Wo ich geh' und steh', wimmelt es jetzt von Literarhistorikern, also von Historikern, die in keinem Zusammenhang mit der Literatur stehen und darum nur Literarhistoriker heißen. Was soll ich mit den Leuten anfangen? Ich will die, die es schon sind, verstümmeln und darum die nachfolgenden verhindern. Ich will das Handwerk verächtlich machen. Ich will den Totengräbern zeigen, daß der Henker mehr Ehre aufhebt. Ich sammle die Fälle und bitte um Unterstützung. Stille Kreuzottern zu töten, ist schnöde und der steirische Landtag zahlt für jede zwölf – (hier will sich mir eine unerwünschte ldeenassoziation mit Herrn Rudolf Hans Bartsch ergeben). Ich zahle für jeden Literarhistoriker dreizehn Heller. Man folge mir in die Seminare, aber man scheue auch die Redaktionen nicht. Gerade dort nisten sie.


Einmal habe ich mich dafür interessiert, wann Lawrence Sterne gestorben sei und wann – da es doch nun einmal der Fall ist – Max Kalbeck geboren. Ich fand, daß über diesen genau so viel stand, wie über jenen.
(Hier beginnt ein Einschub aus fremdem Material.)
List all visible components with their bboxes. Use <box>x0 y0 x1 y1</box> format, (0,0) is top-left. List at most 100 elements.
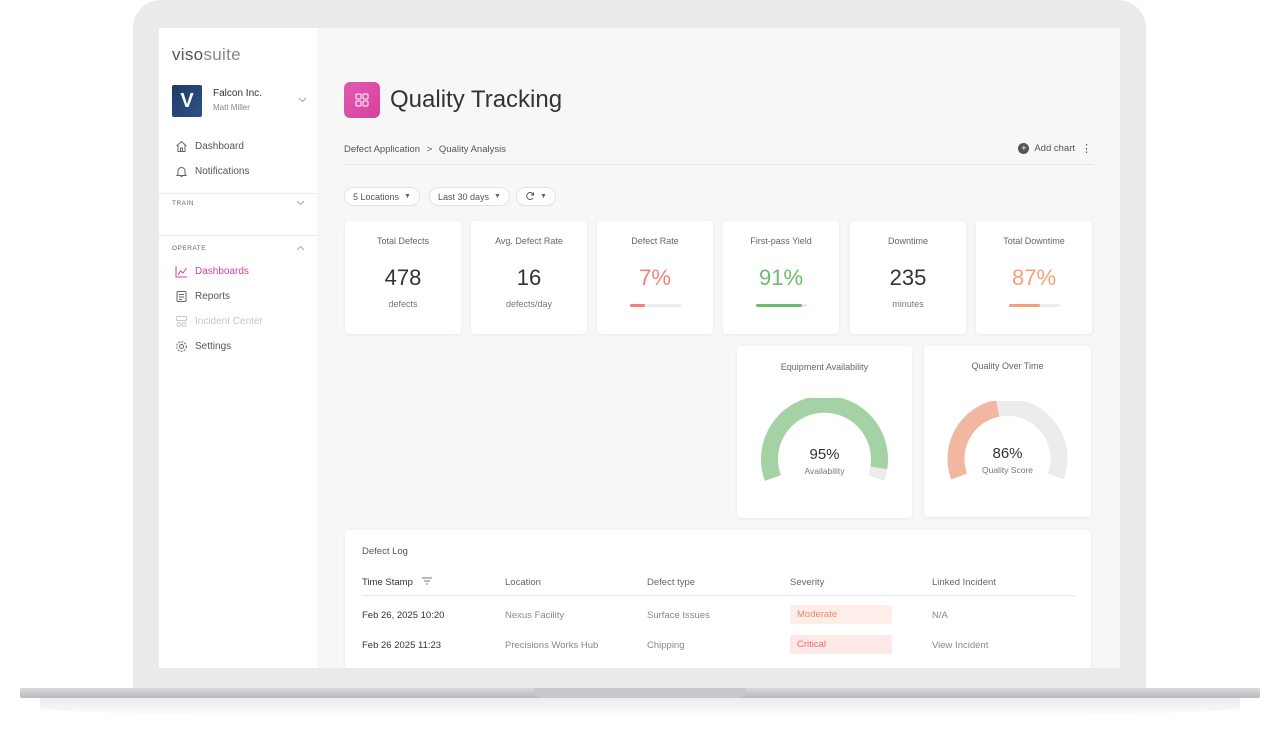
divider <box>159 193 317 194</box>
period-filter[interactable]: Last 30 days ▼ <box>429 187 510 206</box>
cell-linked-incident: N/A <box>932 610 948 621</box>
cell-timestamp: Feb 26, 2025 10:20 <box>362 610 445 621</box>
locations-filter[interactable]: 5 Locations ▼ <box>344 187 420 206</box>
kpi-value: 478 <box>384 265 422 290</box>
user-name: Matt Miller <box>213 103 250 112</box>
gauge-fill <box>947 401 1000 480</box>
column-header-defect-type[interactable]: Defect type <box>647 577 696 588</box>
kpi-unit: defects/day <box>505 299 553 309</box>
column-header-timestamp[interactable]: Time Stamp <box>362 577 432 588</box>
cell-location: Nexus Facility <box>505 610 565 621</box>
gauge-card-equipment-availability[interactable]: Equipment Availability 95% Availability <box>737 346 912 518</box>
gauge-value: 95% <box>809 446 840 463</box>
gauge-value: 86% <box>992 445 1023 462</box>
kpi-title: Total Downtime <box>1003 236 1065 246</box>
laptop-notch <box>534 688 746 699</box>
refresh-icon <box>525 191 535 203</box>
kpi-title: Downtime <box>887 236 928 246</box>
kpi-title: Defect Rate <box>631 236 679 246</box>
kpi-unit: minutes <box>892 299 924 309</box>
gauge-card-quality-over-time[interactable]: Quality Over Time 86% Quality Score <box>924 346 1091 517</box>
app-screen: visosuite V Falcon Inc. Matt Miller Dash… <box>159 28 1120 668</box>
kpi-card-total-defects[interactable]: Total Defects 478 defects <box>345 221 461 334</box>
sidebar-item-dashboards[interactable]: Dashboards <box>175 263 249 279</box>
gear-icon <box>175 340 188 353</box>
gauge-chart <box>947 401 1068 480</box>
refresh-dropdown[interactable]: ▼ <box>516 187 556 206</box>
bell-icon <box>175 165 188 178</box>
chevron-down-icon[interactable] <box>296 199 305 208</box>
kpi-card-total-downtime[interactable]: Total Downtime 87% <box>976 221 1092 334</box>
cell-defect-type: Chipping <box>647 640 685 651</box>
sidebar-item-settings[interactable]: Settings <box>175 338 231 354</box>
sidebar-item-dashboard[interactable]: Dashboard <box>175 138 244 154</box>
incident-icon <box>175 315 188 328</box>
gauge-label: Quality Score <box>981 465 1034 475</box>
kpi-value: 7% <box>639 265 671 290</box>
table-header-divider <box>362 595 1075 596</box>
breadcrumb: Defect Application > Quality Analysis <box>344 144 506 155</box>
cell-location: Precisions Works Hub <box>505 640 599 651</box>
kpi-card-downtime[interactable]: Downtime 235 minutes <box>850 221 966 334</box>
sidebar-item-reports[interactable]: Reports <box>175 288 230 304</box>
severity-badge: Critical <box>790 635 892 654</box>
kpi-title: Avg. Defect Rate <box>495 236 563 246</box>
chart-line-icon <box>175 265 188 278</box>
org-name: Falcon Inc. <box>213 88 262 99</box>
progress-fill <box>1009 304 1040 307</box>
caret-down-icon: ▼ <box>494 193 501 200</box>
kpi-value: 91% <box>758 265 804 290</box>
page-title: Quality Tracking <box>390 86 563 113</box>
kpi-card-defect-rate[interactable]: Defect Rate 7% <box>597 221 713 334</box>
progress-bar <box>1009 304 1060 307</box>
home-icon <box>175 140 188 153</box>
brand-logo[interactable]: visosuite <box>172 45 241 64</box>
severity-badge: Moderate <box>790 605 892 624</box>
sidebar-item-incident-center[interactable]: Incident Center <box>175 313 263 329</box>
more-options-icon[interactable]: ⋮ <box>1081 143 1092 155</box>
plus-circle-icon: + <box>1018 143 1030 154</box>
gauge-label: Availability <box>804 466 845 476</box>
progress-fill <box>630 304 646 307</box>
caret-down-icon: ▼ <box>404 193 411 200</box>
sidebar-item-notifications[interactable]: Notifications <box>175 163 249 179</box>
chevron-up-icon[interactable] <box>296 244 305 253</box>
progress-bar <box>630 304 681 307</box>
kpi-value: 87% <box>1011 265 1057 290</box>
gauge-fill <box>761 398 888 481</box>
kpi-value: 235 <box>889 265 927 290</box>
laptop-shadow <box>40 698 1240 718</box>
gauge-title: Quality Over Time <box>971 361 1044 371</box>
gauge-chart <box>761 398 888 481</box>
cell-defect-type: Surface Issues <box>647 610 710 621</box>
sort-icon[interactable] <box>421 577 432 588</box>
caret-down-icon: ▼ <box>540 193 547 200</box>
progress-fill <box>756 304 803 307</box>
kpi-unit: defects <box>388 299 418 309</box>
progress-bar <box>756 304 807 307</box>
column-header-linked-incident[interactable]: Linked Incident <box>932 577 996 588</box>
cell-timestamp: Feb 26 2025 11:23 <box>362 640 442 651</box>
org-switcher[interactable]: V Falcon Inc. Matt Miller <box>172 85 307 119</box>
dashboard-grid-icon <box>344 82 380 118</box>
add-chart-button[interactable]: + Add chart ⋮ <box>1018 142 1092 155</box>
cell-view-incident-link[interactable]: View Incident <box>932 640 989 651</box>
reports-icon <box>175 290 188 303</box>
breadcrumb-separator: > <box>426 144 433 155</box>
header-divider <box>344 164 1094 165</box>
chevron-down-icon <box>298 95 307 105</box>
kpi-title: First-pass Yield <box>750 236 812 246</box>
breadcrumb-item[interactable]: Defect Application <box>344 144 421 155</box>
section-train[interactable]: TRAIN <box>172 200 194 207</box>
kpi-card-avg-defect-rate[interactable]: Avg. Defect Rate 16 defects/day <box>471 221 587 334</box>
kpi-card-first-pass-yield[interactable]: First-pass Yield 91% <box>723 221 839 334</box>
section-operate[interactable]: OPERATE <box>172 245 207 252</box>
divider <box>159 235 317 236</box>
kpi-title: Total Defects <box>376 236 430 246</box>
sidebar: visosuite V Falcon Inc. Matt Miller Dash… <box>159 28 317 668</box>
column-header-location[interactable]: Location <box>505 577 541 588</box>
breadcrumb-item[interactable]: Quality Analysis <box>438 144 506 155</box>
column-header-severity[interactable]: Severity <box>790 577 825 588</box>
gauge-title: Equipment Availability <box>780 362 869 372</box>
kpi-value: 16 <box>516 265 542 290</box>
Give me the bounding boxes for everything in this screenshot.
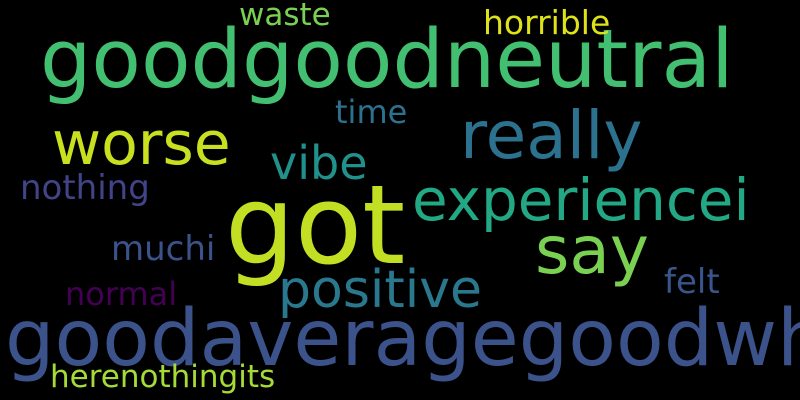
word-really: really — [460, 97, 643, 174]
word-experiencei: experiencei — [412, 166, 750, 234]
word-horrible: horrible — [483, 3, 611, 42]
word-positive: positive — [278, 260, 482, 320]
word-goodaveragegoodwhat: goodaveragegoodwhat — [5, 294, 800, 384]
word-vibe: vibe — [270, 136, 368, 190]
word-felt: felt — [664, 262, 720, 302]
word-goodgoodneutral: goodgoodneutral — [40, 13, 734, 107]
word-normal: normal — [65, 275, 178, 313]
word-got: got — [225, 161, 406, 289]
word-time: time — [335, 93, 408, 131]
word-herenothingits: herenothingits — [50, 359, 276, 395]
word-nothing: nothing — [20, 168, 150, 208]
word-say: say — [535, 212, 649, 289]
word-muchi: muchi — [111, 229, 216, 269]
word-waste: waste — [239, 0, 331, 33]
word-worse: worse — [52, 109, 231, 179]
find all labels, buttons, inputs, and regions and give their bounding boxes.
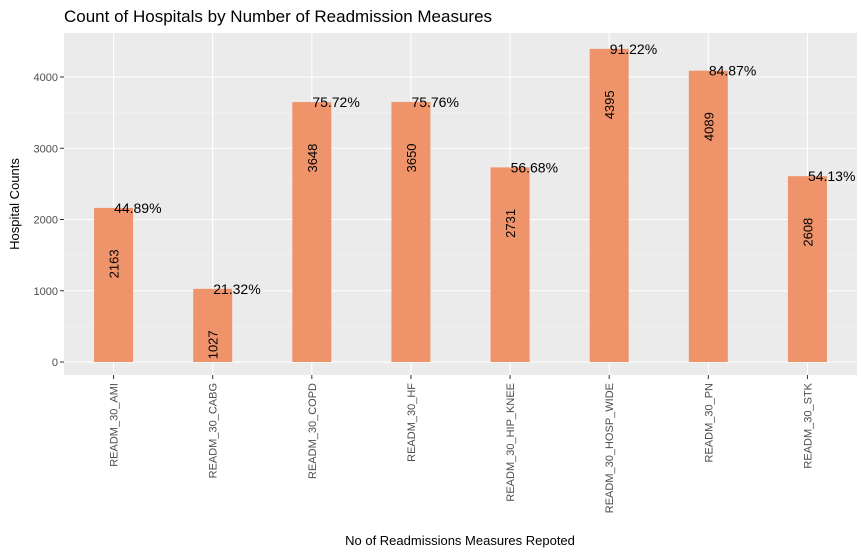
x-axis: READM_30_AMI READM_30_CABG READM_30_COPD RE…	[109, 375, 814, 513]
x-tick-label: READM_30_PN	[703, 383, 715, 463]
bar-readm-30-stk	[787, 176, 827, 362]
y-axis-title: Hospital Counts	[7, 158, 22, 250]
y-tick-label: 3000	[34, 143, 58, 155]
y-tick-label: 1000	[34, 286, 58, 298]
bar-percent-label: 75.76%	[411, 94, 458, 110]
bar-labels: 2163 44.89% 1027 21.32% 3648 75.72% 3650 75.76%…	[107, 41, 856, 359]
bar-percent-label: 91.22%	[610, 41, 657, 57]
y-axis: 0 1000 2000 3000 4000	[34, 72, 64, 369]
bar-readm-30-cabg	[193, 288, 233, 362]
y-tick-label: 0	[52, 357, 58, 369]
x-tick-label: READM_30_HOSP_WIDE	[604, 383, 616, 513]
x-tick-label: READM_30_COPD	[307, 383, 319, 479]
bar-value-label: 4089	[701, 112, 716, 141]
bar-percent-label: 75.72%	[312, 94, 359, 110]
x-tick-label: READM_30_HIP_KNEE	[505, 383, 517, 502]
bar-percent-label: 44.89%	[114, 200, 161, 216]
x-tick-label: READM_30_HF	[406, 383, 418, 462]
bar-percent-label: 56.68%	[511, 159, 558, 175]
bar-value-label: 1027	[206, 330, 221, 359]
x-tick-label: READM_30_AMI	[109, 383, 121, 467]
bar-value-label: 2731	[503, 209, 518, 238]
bar-value-label: 4395	[602, 90, 617, 119]
bar-readm-30-copd	[292, 102, 332, 362]
bars	[94, 48, 827, 362]
bar-readm-30-ami	[94, 207, 134, 362]
bar-value-label: 3650	[404, 143, 419, 172]
bar-value-label: 3648	[305, 144, 320, 173]
bar-percent-label: 54.13%	[808, 168, 855, 184]
bar-percent-label: 21.32%	[213, 281, 260, 297]
y-tick-label: 4000	[34, 72, 58, 84]
y-tick-label: 2000	[34, 215, 58, 227]
x-tick-label: READM_30_CABG	[208, 383, 220, 478]
bar-value-label: 2608	[800, 218, 815, 247]
bar-readm-30-hip-knee	[490, 167, 530, 362]
chart-title: Count of Hospitals by Number of Readmiss…	[64, 7, 492, 26]
bar-percent-label: 84.87%	[709, 63, 756, 79]
bar-readm-30-hosp-wide	[589, 48, 629, 362]
bar-value-label: 2163	[107, 249, 122, 278]
bar-readm-30-pn	[688, 70, 728, 362]
x-tick-label: READM_30_STK	[802, 382, 814, 468]
bar-readm-30-hf	[391, 101, 431, 362]
plot-panel	[64, 33, 857, 375]
x-axis-title: No of Readmissions Measures Repoted	[345, 533, 575, 548]
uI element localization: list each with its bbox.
Seit damals glaube ich, daß der Brockhaus, wenn er über die Entfernung der Kassiopeia von der Erde Auskunft gibt, von einer Clique bedient ist.


Über Jean Paul fand ich die Bemerkung, er sei eigentlich kein Dichter gewesen, bezeichnend sei ja hiefür, daß er keine Verse geschrieben habe. Seit damals glaube ich, daß die Sphärenmusik von Charles Weinberger ist und das Buch der Schöpfung von Buchbinder.


Einer, der's gut mit mir meint, vermißte meine Biographie. Er teilte mir mit, er habe die Firmen Meyer und Brockhaus darauf aufmerksam gemacht, daß sie von ihren Vertretern am Wiener Platz infam belogen werden, weil die Fackel, wenn schon nicht, wie viele glauben, für den Geist, so doch für das Wiener Geistesleben mehr in Betracht komme, als die Werke des Herrn Dörmann. Die Firmen antworteten, daß sie sich auf ihre Vertreter verlassen müßten, und es blieb dabei, daß die Fackel selbst in der Rubrik »Wiener Zeitungswesen«, dem sogar die »Pschüttkarikaturen« nachgerühmt worden, fehlte. Zweifelt einer noch, daß ich die persönliche Sache aus anderen Motiven führe als weil sie das beste Beispiel für die allgemeine Unsachlichkeit ist? Glaubt einer noch, daß ich einen besseren Schulfall fände als mich? Mein Lebenslauf fühlt sich nur wohl dabei, wenn er von den Herren Walzel und Hauser nicht durch Beachtung aufgehalten wird. Der Strom mündet ins Meer und mit ihm fließt der Kehricht. Der Kehricht tut so, als ob's ihm der Strom zu danken hätte. Aber es dürfte wohl das Gegenteil der Fall sein.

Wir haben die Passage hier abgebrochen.